Cosa c’è all’orizzonte adesso?
La priorità, in generale, è precisamente una: vogliamo dare alla brescianità un’allure di ampio respiro.
Al di là dell’anno da Capitale della Cultura, ad ampio raggio è in atto da tempo una rivalutazione, una ridefinizione della cultura di Brescia.
Io appartengo a una generazione che a scuola non poteva parlare in dialetto. Sono cresciuta a Berzo Demo e traducevo dal dialetto per esprimermi regolarmente in italiano. Mentre il dialetto a scuola era scartato, tuttavia, i poeti dialettali sono cresciuti enormemente, a partire da Pier Paolo Pasolini con le sue poesie a Casarsa.

Tanti anni di insegnamento: come sono cambiati gli studenti di generazione in generazione?
Checché se ne dica per me i ragazzi non sono cambiati tanto, anzi, non sono cambiati affatto. Sono quelli di sempre: se sentono che tu insegnante sei aperta nei loro confronti e li capisci davvero, ti seguono e la loro stima ti gratifica ogni giorno. Sono contentissima.

La chiave è l’apertura mentale?
Sì, sempre. Io vengo da un mondo cattolico privo di paraocchi, il mondo di don Fappani. Per esempio abbiamo fatto un libro con Michele Busi sui cattolici e la Strage: gravitiamo costantemente in un’area in cui non bisogna esitare a mettersi in discussione. Nel nostro Comitato Scientifico siamo tutti liberi battitori. Alla fine quello che conta è la preparazione, lo spessore.
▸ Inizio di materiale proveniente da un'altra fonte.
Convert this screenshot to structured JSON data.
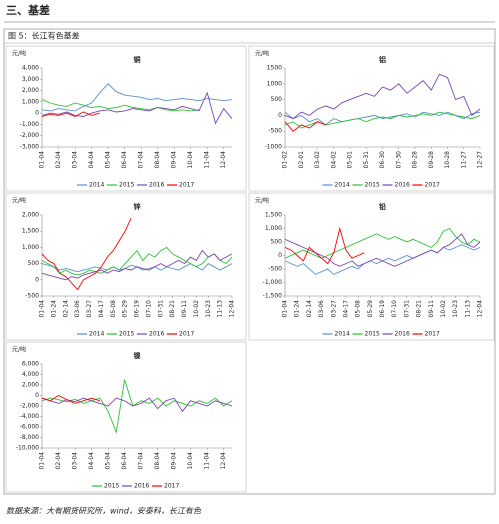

Discorso logico ma controcorrente, nell’epoca di TikTok e della soglia di attenzione pari a un battito di ciglia.
Vero. All’università quando devo spiegare una poetica agli studenti propongo degli hashtag: #Foscolo, #illusioni, #disillusioni... Mi muovo sapendo di rivolgermi a chi è abituato a ragionare e ad esprimersi in 50 parole. Poi magari vengono interrogati e sanno tutto, ma devono partire da lì. I tempi cambiano e oggi funziona così.

Oggi a che punto è la Civiltà Bresciana, estendendo il concetto al di là della Fondazione?
Brescia ha sempre dovuto lottare, correre in salita, con la sua provincia così vasta e mutata nei secoli. Storia di dominazioni e resistenze, di slanci e prove d’ingegno. Adesso nella nostra Fondazione abbiamo persone di Cremona e Mantova, ci stiamo allargando, aprendo alle novità anche in questo senso. Così si può diventare meno Milano-centrici. Fieri delle nostre radici, ma senza paura di cambiare. Per crescere in un mondo che evolve rimanendo popolari. Per preservare la nostra cultura con lo sguardo proteso al futuro, sapendo che Brescia ha una grande qualità: può contare su una trasversalità di fondo a livello di rapporti intrecciati di stima che prescindono da ogni forma di appartenenza politica. Convergenze parallele virtuose che contribuiscono ad un gioco di squadra allargato.